I'm trying to do characterize the complexity of the relationship here. I don't know if I have straight lines or if I have curved lines, and I don't know if these two things interact. That's what I want to know. See, this is the cool thing when you have fewer number of factors, I could do any of these three kinds of designs to estimate these models for the same amount of runs.
I'm going to pick the one that's going to give me the most information. Looking at interactions and quadratics. It's also called a response surface design. Again, it's going to go off. It's making the model for me. There's my 18 runs. I'm going to export my data. Here's my data table.
Hopefully the magic of my simulation will work. I get in my time machine, collect my data. There's the data. The time machine is not included with Easy DOE. We're going to click Next. Now I'm going to load my responses. Again, if we look at these factor plots, we can start to get an idea of what our results look like. Here I have two outcomes: target and impurity. It looks like there's a relationship maybe with pH. The other ones it's a little hard to tell. Impurity might have something to do with my vendor.
Let's actually run the model. We have a lot of power here because our error bars are small. We can see a lot of solid green and a couple little dotted ones. If I click the Best Model, it's going to say, "I don't think these things are significant." One of the things here, the way this is written, this pH*pH, this would be to see if that line is curved, and it says it's not. Likewise, temperature probably not curved, but we definitely have some interactions. Interactions are written like this, pH*temp. There's some more information down here if we want to keep looking. We can look at each response because maybe we only care more about… This is for target, and then for impurity, we would find something that's maybe a little bit different. We really want to be able to look at these in a similar model.

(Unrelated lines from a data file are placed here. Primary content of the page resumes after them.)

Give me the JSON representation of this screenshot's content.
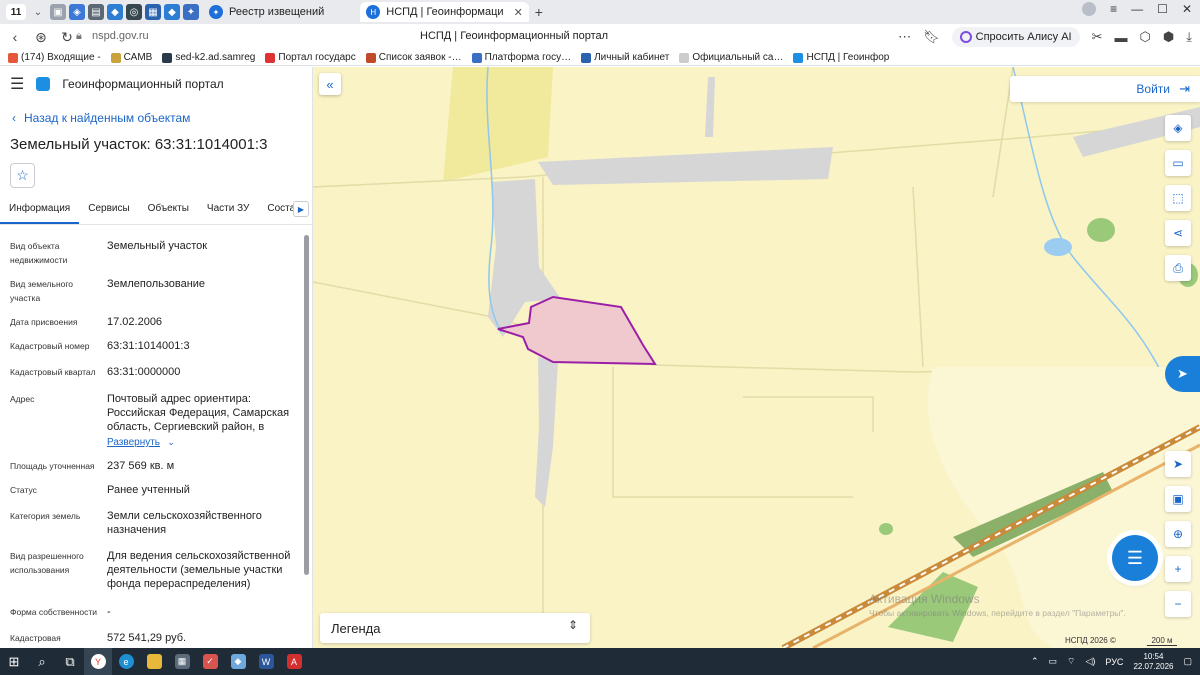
{
  "browser": {
    "tab_count": "11",
    "tabs": [
      {
        "label": "Реестр извещений",
        "active": false
      },
      {
        "label": "НСПД | Геоинформаци",
        "active": true
      }
    ],
    "url_host": "nspd.gov.ru",
    "page_title": "НСПД | Геоинформационный портал",
    "alice_label": "Спросить Алису AI",
    "bookmarks": [
      "(174) Входящие -",
      "САМВ",
      "sed-k2.ad.samreg",
      "Портал государс",
      "Список заявок -…",
      "Платформа госу…",
      "Личный кабинет",
      "Официальный са…",
      "НСПД | Геоинфор"
    ]
  },
  "panel": {
    "portal_name": "Геоинформационный портал",
    "back_label": "Назад к найденным объектам",
    "title": "Земельный участок: 63:31:1014001:3",
    "tabs": [
      "Информация",
      "Сервисы",
      "Объекты",
      "Части ЗУ",
      "Состав"
    ],
    "properties": [
      {
        "key": "Вид объекта недвижимости",
        "value": "Земельный участок"
      },
      {
        "key": "Вид земельного участка",
        "value": "Землепользование"
      },
      {
        "key": "Дата присвоения",
        "value": "17.02.2006"
      },
      {
        "key": "Кадастровый номер",
        "value": "63:31:1014001:3"
      },
      {
        "key": "Кадастровый квартал",
        "value": "63:31:0000000"
      },
      {
        "key": "Адрес",
        "value": "Почтовый адрес ориентира: Российская Федерация, Самарская область, Сергиевский район, в"
      },
      {
        "key": "Площадь уточненная",
        "value": "237 569 кв. м"
      },
      {
        "key": "Статус",
        "value": "Ранее учтенный"
      },
      {
        "key": "Категория земель",
        "value": "Земли сельскохозяйственного назначения"
      },
      {
        "key": "Вид разрешенного использования",
        "value": "Для ведения сельскохозяйственной деятельности (земельные участки фонда перераспределения)"
      },
      {
        "key": "Форма собственности",
        "value": "-"
      },
      {
        "key": "Кадастровая",
        "value": "572 541,29 руб."
      }
    ],
    "expand_label": "Развернуть"
  },
  "map": {
    "login_label": "Войти",
    "legend_label": "Легенда",
    "copyright": "НСПД 2026 ©",
    "scale": "200 м",
    "watermark_title": "Активация Windows",
    "watermark_sub": "Чтобы активировать Windows, перейдите в раздел \"Параметры\".",
    "colors": {
      "field": "#f9f3c6",
      "parcel_fill": "#f0c9cf",
      "parcel_stroke": "#9b1fa6",
      "gray_area": "#d6d6d6"
    }
  },
  "taskbar": {
    "language": "РУС",
    "time": "10:54",
    "date": "22.07.2026"
  }
}
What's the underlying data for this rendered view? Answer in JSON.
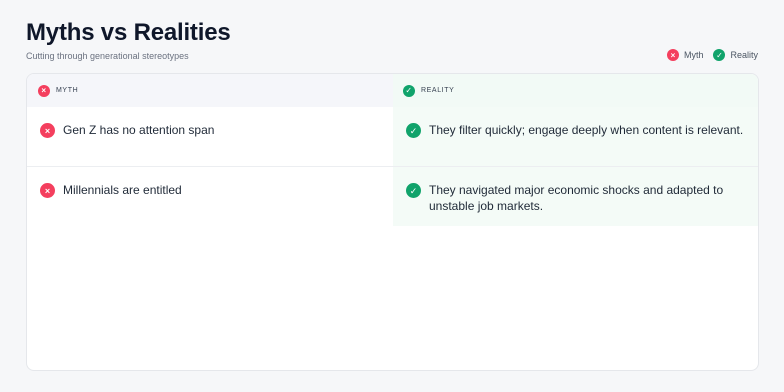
{
  "header": {
    "title": "Myths vs Realities",
    "subtitle": "Cutting through generational stereotypes"
  },
  "legend": {
    "myth_label": "Myth",
    "reality_label": "Reality"
  },
  "table": {
    "myth_header": "MYTH",
    "reality_header": "REALITY",
    "rows": [
      {
        "myth": "Gen Z has no attention span",
        "reality": "They filter quickly; engage deeply when content is relevant."
      },
      {
        "myth": "Millennials are entitled",
        "reality": "They navigated major economic shocks and adapted to unstable job markets."
      }
    ]
  },
  "icons": {
    "myth_icon": "x-circle-icon",
    "reality_icon": "check-circle-icon"
  },
  "colors": {
    "myth": "#f43f5e",
    "reality": "#10a36b"
  }
}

Now we can come over to Predict. Again, in our profiler on top is target and impurity is below. Each of these is pH. We can see maybe there's some curvature here with pH and temperature. We can definitely see these flip around for vendor. Here I'm going to click my Optimize button, so I can find the settings that maximize my target and minimize my impurity. These are the settings I should go back and try to run this pH, this temperature, and this vendor. You do need to verify that you've done a good DOE. Again, my report is here if you want it, and we can just export this report.
That's Easy DOE in JMP. Briefly, who else? There are other kinds of DOE. There's a lot of stuff in here. They end up being slightly special kinds of DOE. There are designs for teaching the classics, designs for understanding what consumers want. If you're doing a computer experiment, there's space-filling designs. We have covering arrays if you're designing software. You can do formulations and mixtures. There's a lot of things you can do with mixtures. There's reliability and measurement system analysis designs, and there's advanced blocking techniques for additional complexity.
It's really important when we're trying to innovate that we have confidence when we're trying to cover this large space of complexity with our design. We have complex interactions, and design of experiments will help us smartly leverage this space, and it will increase our ability to do innovation. With that, thank you very much.